Ich bin mit Ilona Hartmann verabredet. Es ist gut, sie auch einmal reden zu hören. Oft wünsche ich mir einen Tweet von ihr als Kopfstimme – in Situationen, in denen ich mich frage, ob etwa im Park oder beim Spaziergang am Kanal ein neuer Trend an mir vorbeiläuft; oder ob ich in der jedem zugrundeliegenden Alltagseigenart gar nicht so alleine bin.
Ilona Hartmann scheint tagtäglich Generationsforschung zu betreiben, das Tagesgeschehen unter die Lupe zu nehmen und das dann auf Instagram und Twitter in Humor zu verwandeln. Beruhigend, auch wenn es weh tut.
Du rufst mit unterdrückter Nummer an?
Ilona Hartmann: Das ist nicht persönlich gemeint, das mache ich bei jedem, den ich beruflich anrufe. Kann total weird sein, wenn jemand, mit dem du vor 6 Jahren 10 Minuten was besprochen hast, deine Nummer hat und dich dann Jahre später aus dem Blauen heraus anruft, weil „man kennt sich ja“.
Ich freu mich jedenfalls, dass wir jetzt miteinander reden können.
Ilona Hartmann: Ich mich auch. Darf ich fragen, wie alt du bist?
23.
Ilona Hartmann: Bist du also Zoomer oder noch Millennial?
Zoomer?
Ilona Hartmann: Ja! Heißt doch so.
Generation Z. Ich dachte, das heißt Zler!
Ilona Hartmann: (Lacht) Ein was? Na ja. Und wie fühlt sich das an?
Sagen wir so: Es ist ein ständiges Wundern.
Ilona Hartmann: Darf ich mal fragen: Du als „Zler“, wie findest du uns Millennials?
Ich bin auf der einen Seite sehr dankbar, weil ihr vieles leichter gemacht habt. Zum Beispiel über psychische Probleme oder mentale Gesundheit an sich zu reden. Auch für die Entscheidungsfreiheit, die sich auf Liebe und Arbeit bezieht. Aber mir fällt vielleicht ein Aspekt ein, der mich nervt: Spontanitätszwang. Dass es seltsam geworden ist, Dinge zu planen. So etwas ist altmodisch. Wirkt einengend, dabei verringert die Spontanität der Anderen die eigene Freiheit. Und dadurch, dass ich das sage, fühle ich mich ziemlich konservativ.

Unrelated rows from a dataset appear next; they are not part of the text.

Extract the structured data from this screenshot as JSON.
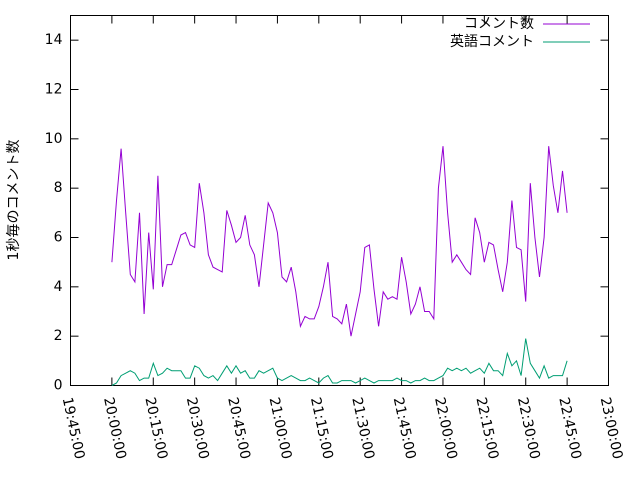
{
  "chart_data": {
    "type": "line",
    "ylabel": "1秒毎のコメント数",
    "x": [
      "20:00:00",
      "20:01:40",
      "20:03:20",
      "20:05:00",
      "20:06:40",
      "20:08:20",
      "20:10:00",
      "20:11:40",
      "20:13:20",
      "20:15:00",
      "20:16:40",
      "20:18:20",
      "20:20:00",
      "20:21:40",
      "20:23:20",
      "20:25:00",
      "20:26:40",
      "20:28:20",
      "20:30:00",
      "20:31:40",
      "20:33:20",
      "20:35:00",
      "20:36:40",
      "20:38:20",
      "20:40:00",
      "20:41:40",
      "20:43:20",
      "20:45:00",
      "20:46:40",
      "20:48:20",
      "20:50:00",
      "20:51:40",
      "20:53:20",
      "20:55:00",
      "20:56:40",
      "20:58:20",
      "21:00:00",
      "21:01:40",
      "21:03:20",
      "21:05:00",
      "21:06:40",
      "21:08:20",
      "21:10:00",
      "21:11:40",
      "21:13:20",
      "21:15:00",
      "21:16:40",
      "21:18:20",
      "21:20:00",
      "21:21:40",
      "21:23:20",
      "21:25:00",
      "21:26:40",
      "21:28:20",
      "21:30:00",
      "21:31:40",
      "21:33:20",
      "21:35:00",
      "21:36:40",
      "21:38:20",
      "21:40:00",
      "21:41:40",
      "21:43:20",
      "21:45:00",
      "21:46:40",
      "21:48:20",
      "21:50:00",
      "21:51:40",
      "21:53:20",
      "21:55:00",
      "21:56:40",
      "21:58:20",
      "22:00:00",
      "22:01:40",
      "22:03:20",
      "22:05:00",
      "22:06:40",
      "22:08:20",
      "22:10:00",
      "22:11:40",
      "22:13:20",
      "22:15:00",
      "22:16:40",
      "22:18:20",
      "22:20:00",
      "22:21:40",
      "22:23:20",
      "22:25:00",
      "22:26:40",
      "22:28:20",
      "22:30:00",
      "22:31:40",
      "22:33:20",
      "22:35:00",
      "22:36:40",
      "22:38:20",
      "22:40:00",
      "22:41:40",
      "22:43:20",
      "22:45:00"
    ],
    "series": [
      {
        "name": "コメント数",
        "color": "#9400d3",
        "values": [
          5.0,
          7.5,
          9.6,
          7.0,
          4.5,
          4.2,
          7.0,
          2.9,
          6.2,
          3.9,
          8.5,
          4.0,
          4.9,
          4.9,
          5.5,
          6.1,
          6.2,
          5.7,
          5.6,
          8.2,
          7.0,
          5.3,
          4.8,
          4.7,
          4.6,
          7.1,
          6.5,
          5.8,
          6.0,
          6.9,
          5.7,
          5.3,
          4.0,
          5.7,
          7.4,
          7.0,
          6.2,
          4.4,
          4.2,
          4.8,
          3.8,
          2.4,
          2.8,
          2.7,
          2.7,
          3.2,
          4.0,
          5.0,
          2.8,
          2.7,
          2.5,
          3.3,
          2.0,
          2.9,
          3.8,
          5.6,
          5.7,
          3.9,
          2.4,
          3.8,
          3.5,
          3.6,
          3.5,
          5.2,
          4.2,
          2.9,
          3.3,
          4.0,
          3.0,
          3.0,
          2.7,
          8.0,
          9.7,
          7.0,
          5.0,
          5.3,
          5.0,
          4.7,
          4.5,
          6.8,
          6.2,
          5.0,
          5.8,
          5.7,
          4.7,
          3.8,
          5.0,
          7.5,
          5.6,
          5.5,
          3.4,
          8.2,
          6.0,
          4.4,
          6.0,
          9.7,
          8.1,
          7.0,
          8.7,
          7.0
        ]
      },
      {
        "name": "英語コメント",
        "color": "#009e73",
        "values": [
          0.0,
          0.1,
          0.4,
          0.5,
          0.6,
          0.5,
          0.2,
          0.3,
          0.3,
          0.9,
          0.4,
          0.5,
          0.7,
          0.6,
          0.6,
          0.6,
          0.3,
          0.3,
          0.8,
          0.7,
          0.4,
          0.3,
          0.4,
          0.2,
          0.5,
          0.8,
          0.5,
          0.8,
          0.5,
          0.6,
          0.3,
          0.3,
          0.6,
          0.5,
          0.6,
          0.7,
          0.3,
          0.2,
          0.3,
          0.4,
          0.3,
          0.2,
          0.2,
          0.3,
          0.2,
          0.1,
          0.3,
          0.4,
          0.1,
          0.1,
          0.2,
          0.2,
          0.2,
          0.1,
          0.2,
          0.3,
          0.2,
          0.1,
          0.2,
          0.2,
          0.2,
          0.2,
          0.3,
          0.2,
          0.2,
          0.1,
          0.2,
          0.2,
          0.3,
          0.2,
          0.2,
          0.3,
          0.4,
          0.7,
          0.6,
          0.7,
          0.6,
          0.7,
          0.5,
          0.6,
          0.7,
          0.5,
          0.9,
          0.6,
          0.6,
          0.4,
          1.3,
          0.8,
          1.0,
          0.4,
          1.9,
          0.9,
          0.6,
          0.3,
          0.8,
          0.3,
          0.4,
          0.4,
          0.4,
          1.0
        ]
      }
    ],
    "xlim": [
      "19:45:00",
      "23:00:00"
    ],
    "xticks": [
      "19:45:00",
      "20:00:00",
      "20:15:00",
      "20:30:00",
      "20:45:00",
      "21:00:00",
      "21:15:00",
      "21:30:00",
      "21:45:00",
      "22:00:00",
      "22:15:00",
      "22:30:00",
      "22:45:00",
      "23:00:00"
    ],
    "ylim": [
      0,
      15
    ],
    "yticks": [
      0,
      2,
      4,
      6,
      8,
      10,
      12,
      14
    ],
    "legend": "top-right"
  }
}
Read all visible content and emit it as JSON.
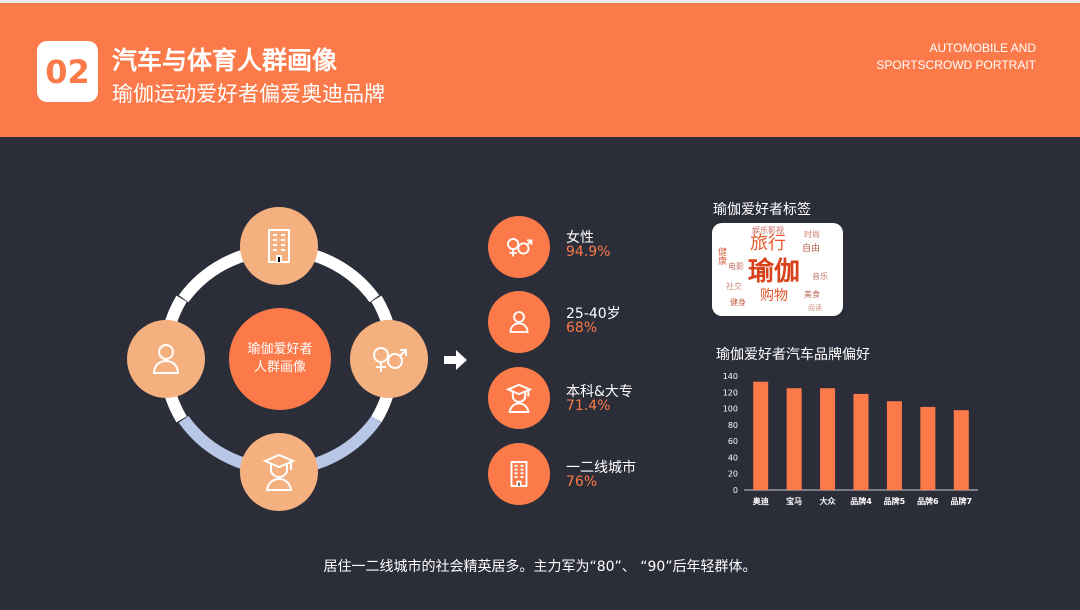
{
  "header": {
    "number": "02",
    "title": "汽车与体育人群画像",
    "subtitle": "瑜伽运动爱好者偏爱奥迪品牌",
    "english_line1": "AUTOMOBILE AND",
    "english_line2": "SPORTSCROWD PORTRAIT"
  },
  "diagram": {
    "center_line1": "瑜伽爱好者",
    "center_line2": "人群画像",
    "nodes": [
      "building-icon",
      "gender-icon",
      "graduate-icon",
      "person-icon"
    ]
  },
  "stats": [
    {
      "label": "女性",
      "value": "94.9%",
      "icon": "gender-icon"
    },
    {
      "label": "25-40岁",
      "value": "68%",
      "icon": "person-icon"
    },
    {
      "label": "本科&大专",
      "value": "71.4%",
      "icon": "graduate-icon"
    },
    {
      "label": "一二线城市",
      "value": "76%",
      "icon": "building-icon"
    }
  ],
  "wordcloud": {
    "title": "瑜伽爱好者标签",
    "words": [
      "旅行",
      "瑜伽",
      "购物",
      "健康",
      "自由",
      "时尚",
      "健身",
      "美食",
      "社交",
      "电影",
      "音乐",
      "阅读",
      "娱乐影视"
    ]
  },
  "chart_title": "瑜伽爱好者汽车品牌偏好",
  "chart_data": {
    "type": "bar",
    "categories": [
      "奥迪",
      "宝马",
      "大众",
      "品牌4",
      "品牌5",
      "品牌6",
      "品牌7"
    ],
    "values": [
      133,
      125,
      125,
      118,
      109,
      102,
      98
    ],
    "ylim": [
      0,
      140
    ],
    "yticks": [
      "0",
      "20",
      "40",
      "60",
      "80",
      "100",
      "120",
      "140"
    ],
    "bar_color": "#fc7a4a"
  },
  "footer": "居住一二线城市的社会精英居多。主力军为“80”、 “90”后年轻群体。",
  "colors": {
    "accent": "#fc7a4a",
    "light_accent": "#f5b07f",
    "background": "#2b2d38"
  }
}
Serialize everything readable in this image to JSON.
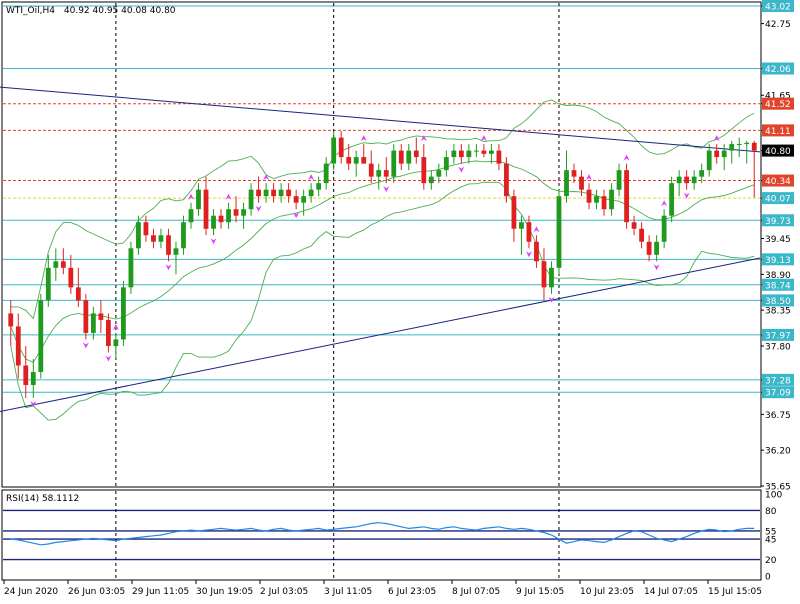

Ilona Hartmann: Aber ich glaube, da leiden wir alle drunter. Ich habe mich neulich, wie in den Neunzigern, mit einer Freundin um 16 Uhr an einem konkreten Ort verabredet und wir hatten beide unsere Handys nicht dabei. Wir hätten gar nicht spontan absagen können! Turns out: Ich war da und sie nicht. Sie kam wegen Bahnverspätung vierzig Minuten zu spät und ich bin nach einer halben Stunde Warten wieder los.
Ich meine, die Spontanität ist ja nicht nur dafür gut, spontan Dinge zu machen, sondern auch abzusagen. Ich würde lügen, wenn ich behauptete, dass mich das NUR stören würde. Ein Freund von mir wohnt drei Straßen entfernt von mir und ich habe ihm seinen Schlüssel, den er bei mir vergessen hatte, seit drei Wochen nicht zurückgegeben, weil es „immer nicht so gut gepasst hat“. Aber ich beobachte an mir selbst, dass ich dann entlarvend lange Entschuldigungen schreibe. Bald bringe ich ihn vorbei.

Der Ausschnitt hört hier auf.